For his study in Sweden, he and colleagues pulled data from the nation's comprehensive health registry systems. Each of the 29,617 MS patients identified was matched on the basis of birth year, sex, and county of residence at the time of MS diagnosis from a pool of 300,000 healthy controls. Also, census data provided educational attainment for patients and controls.

The results confirmed a nearly doubled risk of completed suicide among the patients (adjusted HR 1.87, 95% CI 1.53-2.30). And it also supported the investigators' hypothesis that suicide attempts (measured via ICD-7/8/9/10 codes for self-poisoning and intentional self-injury) were increased as well at a similar magnitude.

Attempts were seen at a rate of about 116 per 100,000 population among MS patients, compared with 50.8 per 100,000 among controls.

Subgroup analyses, though, provided some interesting findings and questions for future research, Brenner indicated. For example, attempts were more common -- by about 30% -- among female versus male MS patients, and among female versus male controls as well. Increased educational attainment tended to decrease the risk of suicide attempts in both patients and controls.

He also noted that excluding patients with a history of suicide attempts prior to MS diagnosis did not change any of the patterns seen in the primary analyses.

A different picture emerged when completed suicides were considered. Rates were markedly lower among female versus male patients (ratio 0.38), and higher educational attainment did not reduce the risk of completed suicide among patients, whereas it did among controls.

Brenner speculated that, among patients, the "adverse life events" that come with MS hit the educated just as hard as those with less education and make them just as likely to commit suicide.

But he said that clinical details (such as type of MS and medication history) were lacking in the registry data and that this was a noteworthy limitation.

The study by Ramagopalan and colleagues had a roughly similar design: it examined hospitalization and death registry data covering some 50 million people in England from 1999 to 2011. Included were some 82,000 individuals with a diagnosis of MS who had been hospitalized during the period, along with a control population of about 9.1 million who had been seen in hospitals for other "mainly minor" conditions such as ingrown toenail or otitis externa.

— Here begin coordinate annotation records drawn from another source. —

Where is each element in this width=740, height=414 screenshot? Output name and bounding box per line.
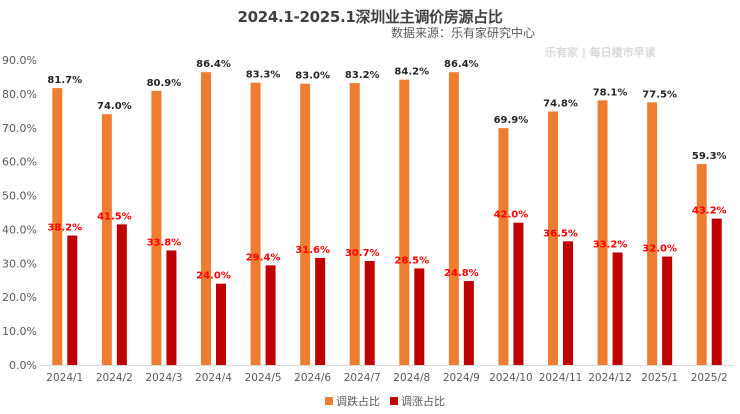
x-tick-label: 2024/11 (539, 372, 583, 384)
bar-rise (364, 260, 375, 365)
data-label-rise: 33.2% (593, 239, 628, 250)
legend: 调跌占比 调涨占比 (325, 393, 445, 409)
data-label-rise: 32.0% (642, 244, 677, 255)
chart-title: 2024.1-2025.1深圳业主调价房源占比 (237, 8, 503, 26)
x-tick-label: 2024/10 (489, 372, 533, 384)
data-label-decline: 84.2% (394, 67, 429, 78)
y-tick-label: 20.0% (2, 291, 37, 304)
data-label-rise: 38.2% (47, 223, 82, 234)
bar-rise (116, 224, 127, 365)
y-tick-label: 40.0% (2, 223, 37, 236)
bar-decline (448, 72, 459, 365)
y-tick-label: 80.0% (2, 88, 37, 101)
data-label-decline: 83.0% (295, 71, 330, 82)
watermark-text: 乐有家 | 每日楼市早读 (545, 46, 656, 59)
x-tick-label: 2024/2 (96, 372, 133, 384)
data-label-rise: 24.0% (196, 271, 231, 282)
legend-swatch-decline (325, 397, 333, 405)
x-tick-label: 2025/1 (641, 372, 678, 384)
bar-decline (52, 88, 63, 365)
y-tick-label: 10.0% (2, 325, 37, 338)
x-tick-label: 2025/2 (691, 372, 728, 384)
data-label-rise: 31.6% (295, 245, 330, 256)
y-tick-label: 70.0% (2, 122, 37, 135)
data-label-rise: 30.7% (345, 248, 380, 259)
legend-label-decline: 调跌占比 (336, 395, 380, 408)
legend-label-rise: 调涨占比 (401, 395, 445, 408)
bar-rise (612, 252, 623, 365)
data-label-decline: 78.1% (593, 87, 628, 98)
y-tick-label: 0.0% (9, 359, 37, 372)
x-tick-label: 2024/4 (195, 372, 232, 384)
data-label-rise: 24.8% (444, 268, 479, 279)
bar-decline (101, 114, 112, 365)
bar-rise (315, 257, 326, 365)
bar-decline (498, 128, 509, 365)
y-tick-label: 50.0% (2, 190, 37, 203)
bar-rise (463, 280, 474, 365)
bar-rise (414, 268, 425, 365)
bar-rise (67, 235, 78, 365)
bar-decline (597, 100, 608, 366)
bar-rise (513, 222, 524, 365)
x-tick-label: 2024/9 (443, 372, 480, 384)
bar-decline (300, 83, 311, 365)
x-tick-label: 2024/8 (393, 372, 430, 384)
bar-decline (399, 79, 410, 366)
bar-rise (265, 265, 276, 365)
legend-swatch-rise (390, 397, 398, 405)
bar-rise (166, 250, 177, 365)
data-label-decline: 83.2% (345, 70, 380, 81)
bar-rise (662, 256, 673, 365)
bar-decline (151, 90, 162, 365)
data-label-decline: 81.7% (47, 75, 82, 86)
bar-decline (696, 164, 707, 365)
data-label-decline: 74.0% (97, 101, 132, 112)
x-tick-label: 2024/3 (145, 372, 182, 384)
data-label-decline: 77.5% (642, 89, 677, 100)
data-label-decline: 74.8% (543, 99, 578, 110)
data-label-rise: 36.5% (543, 228, 578, 239)
x-tick-label: 2024/6 (294, 372, 331, 384)
data-label-rise: 29.4% (246, 252, 281, 263)
x-tick-label: 2024/12 (588, 372, 632, 384)
data-label-decline: 59.3% (692, 151, 727, 162)
data-label-decline: 86.4% (196, 59, 231, 70)
bar-decline (201, 72, 211, 365)
bar-rise (563, 241, 573, 365)
data-label-decline: 86.4% (444, 59, 479, 70)
data-label-decline: 80.9% (147, 78, 182, 89)
data-label-rise: 42.0% (494, 210, 529, 221)
x-tick-label: 2024/7 (344, 372, 381, 384)
bar-rise (711, 218, 722, 365)
bar-decline (349, 83, 360, 366)
data-label-rise: 43.2% (692, 206, 727, 217)
data-label-decline: 69.9% (494, 115, 529, 126)
bar-decline (250, 82, 261, 365)
data-label-decline: 83.3% (246, 70, 281, 81)
data-label-rise: 41.5% (97, 211, 132, 222)
y-tick-label: 30.0% (2, 257, 37, 270)
data-label-rise: 33.8% (147, 237, 182, 248)
bar-decline (647, 102, 658, 365)
x-tick-label: 2024/1 (46, 372, 83, 384)
x-tick-label: 2024/5 (245, 372, 282, 384)
bar-decline (548, 111, 558, 365)
y-tick-label: 90.0% (2, 54, 37, 67)
chart-subtitle: 数据来源：乐有家研究中心 (390, 26, 535, 40)
bar-rise (216, 283, 226, 365)
data-label-rise: 28.5% (394, 255, 429, 266)
y-tick-label: 60.0% (2, 156, 37, 169)
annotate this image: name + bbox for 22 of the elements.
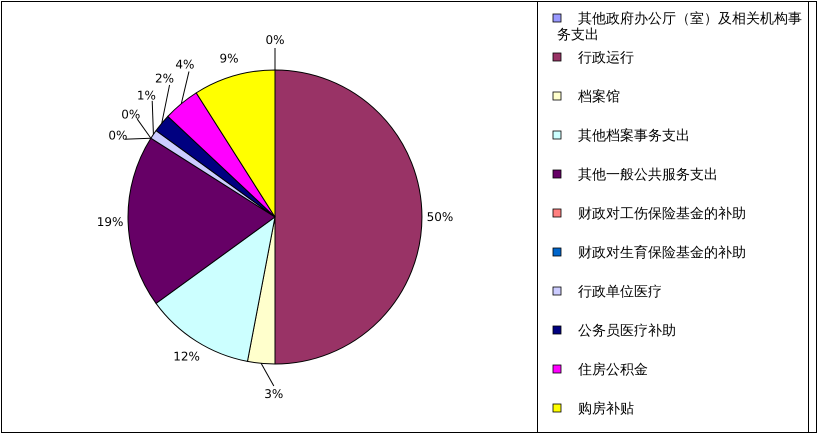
legend-label: 其他政府办公厅（室）及相关机构事务支出: [557, 11, 802, 43]
text: 0%: [121, 107, 140, 122]
legend-label: 其他一般公共服务支出: [578, 167, 718, 183]
legend-label: 购房补贴: [578, 401, 634, 417]
data-label: 9%: [219, 52, 238, 66]
legend-label: 其他档案事务支出: [578, 127, 690, 144]
data-label: 12%: [173, 349, 200, 364]
data-label: 1%: [136, 88, 156, 102]
legend-label: 住房公积金: [577, 362, 648, 378]
data-label: 4%: [175, 58, 194, 72]
legend-label: 公务员医疗补助: [578, 323, 676, 339]
text: 0%: [265, 33, 285, 47]
legend-label: 档案馆: [577, 88, 620, 105]
text: 0%: [108, 128, 128, 143]
data-label: 50%: [426, 210, 454, 224]
data-label: 2%: [155, 72, 174, 86]
legend-label: 财政对工伤保险基金的补助: [578, 206, 746, 222]
data-label: 3%: [264, 386, 284, 401]
data-label: 19%: [96, 215, 124, 230]
legend-label: 财政对生育保险基金的补助: [578, 244, 746, 261]
legend-label: 行政单位医疗: [578, 284, 662, 300]
legend-label: 行政运行: [578, 50, 634, 66]
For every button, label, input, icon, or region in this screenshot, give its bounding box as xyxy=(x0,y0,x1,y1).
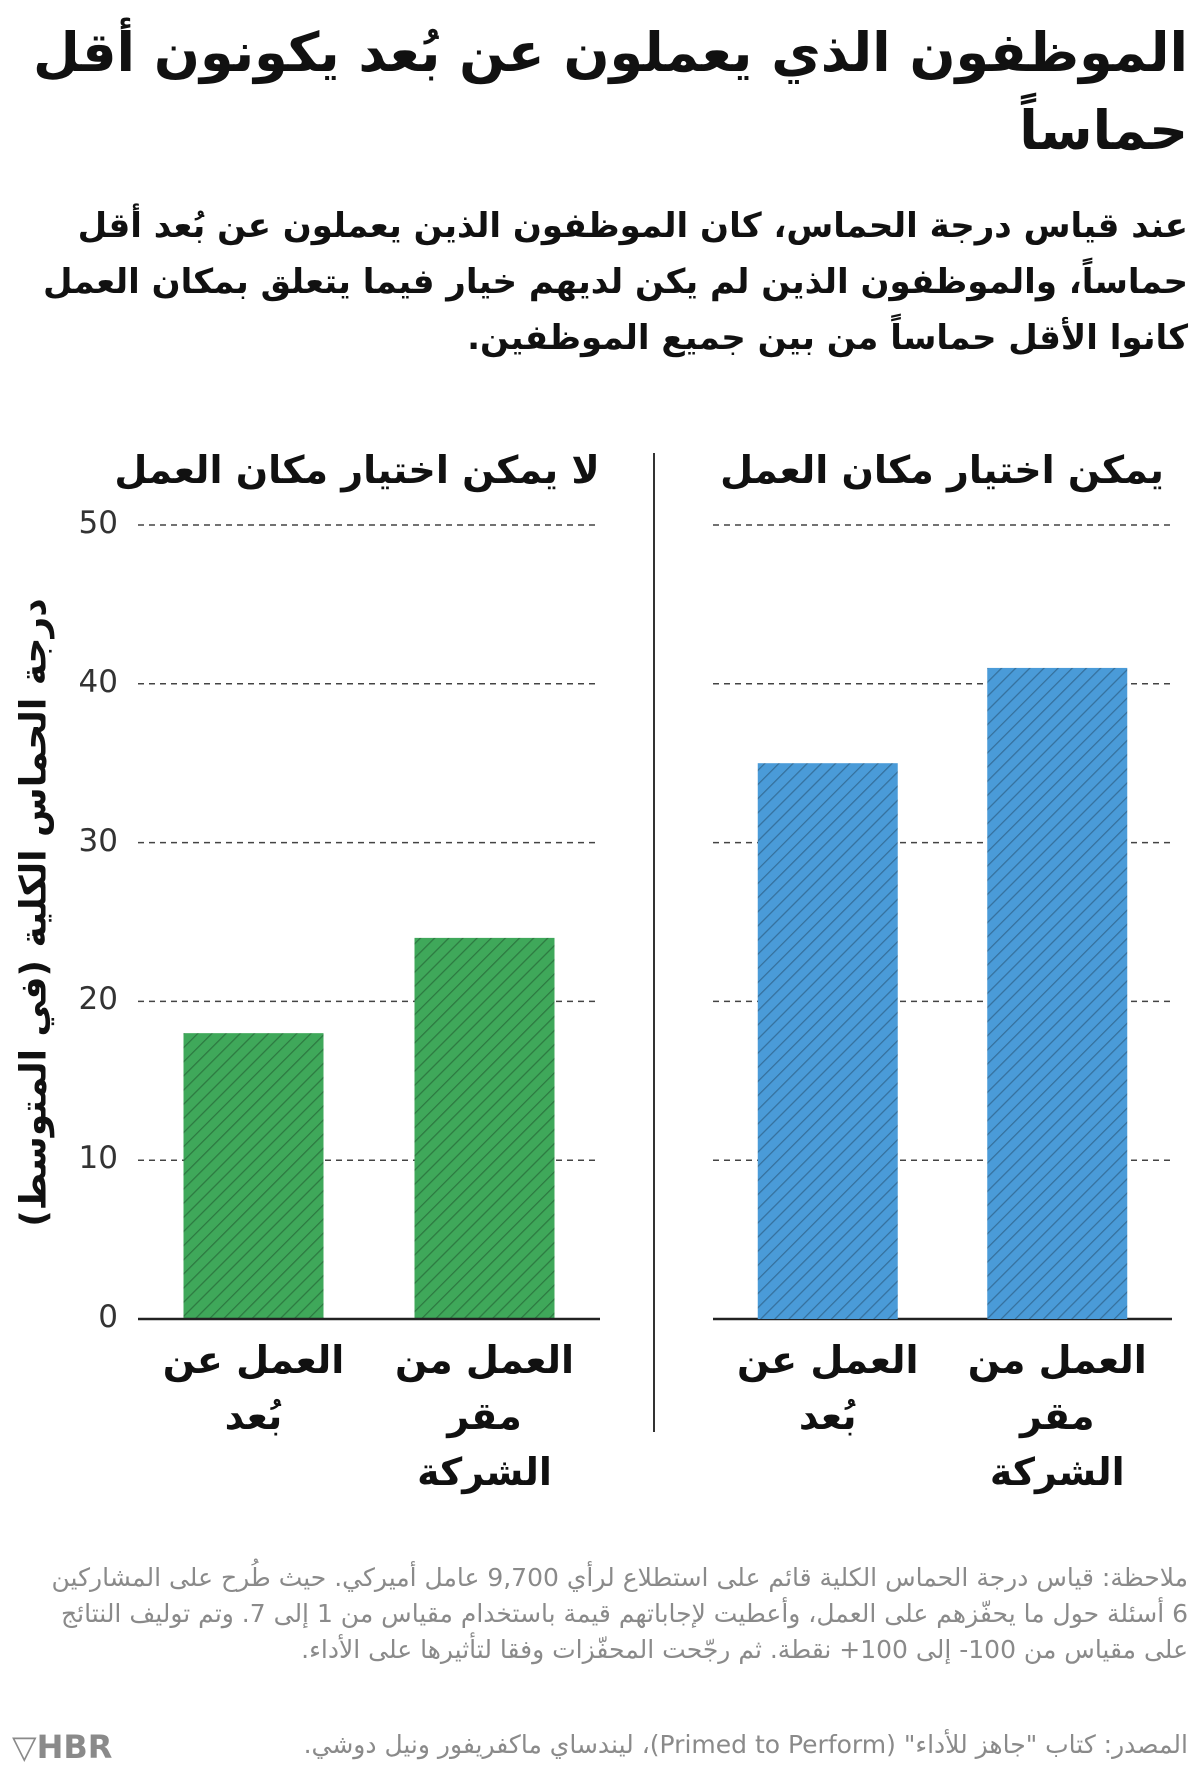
note: ملاحظة: قياس درجة الحماس الكلية قائم على… xyxy=(51,1563,1188,1664)
x-tick-label: العمل من مقر الشركة xyxy=(394,1338,575,1494)
bar xyxy=(757,763,898,1319)
title: الموظفون الذي يعملون عن بُعد يكونون أقل … xyxy=(33,21,1188,162)
bar xyxy=(414,937,555,1319)
y-tick-label: 0 xyxy=(98,1299,118,1335)
source: المصدر: كتاب "جاهز للأداء" (Primed to Pe… xyxy=(303,1730,1188,1759)
x-tick-label: العمل من مقر الشركة xyxy=(967,1338,1147,1494)
logo: ▽HBR xyxy=(12,1728,113,1766)
panel-title: لا يمكن اختيار مكان العمل xyxy=(114,448,600,492)
subtitle: عند قياس درجة الحماس، كان الموظفون الذين… xyxy=(43,206,1188,358)
x-tick-label: العمل عن بُعد xyxy=(736,1338,919,1438)
x-tick-label: العمل عن بُعد xyxy=(162,1338,345,1438)
panel-title: يمكن اختيار مكان العمل xyxy=(720,448,1164,492)
bar xyxy=(987,667,1128,1319)
y-tick-label: 20 xyxy=(78,981,118,1018)
y-tick-label: 50 xyxy=(78,505,118,541)
logo-text: HBR xyxy=(36,1728,113,1766)
y-axis-label: درجة الحماس الكلية (في المتوسط) xyxy=(13,598,55,1227)
y-tick-label: 40 xyxy=(78,663,118,700)
y-tick-label: 30 xyxy=(78,822,118,859)
y-tick-label: 10 xyxy=(78,1140,118,1177)
bar xyxy=(183,1033,324,1319)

Every subgroup the researchers analyzed -- by gender, age at admission, and time since MS diagnosis -- showed an increased risk of self-harm among MS patients versus controls. The same was true for completed suicides, for which the relative risk overall was 1.86 (95% CI 1.37-2.47), nearly identical to the rate seen in the Swedish study.

The British researchers noted that they, too, lacked data on specific MS types or other characteristics, and also that reliance on hospital records limited the study's applicability to patients whose conditions never warranted hospitalization.

Disclosures

The Swedish study had no direct commercial funding, but some authors were employees of Novartis. Other authors reported relationships with Novartis, Teva, Biogen Idec, Sanofi, Merck-Serono, Roche, and Bayer-Schering.

Authors of the U.K. study declared they had no relevant financial interests, other than Ramagopalan's employment with Evidera.

Primary Source

European Committee for Treatment and Research in Multiple Sclerosis

Brenner P, et al "Multiple sclerosis and risk of completed and attempted suicide - a national cohort study" ECTRIMS 2015; Abstract 1901.

Secondary Source

European Committee for Treatment and Research in Multiple Sclerosis

Ramagopalan S, et al "Risk of self-harm and suicide in people admitted to hospital with multiple sclerosis: record-linkage study" ECTRIMS 2015; Abstract 404.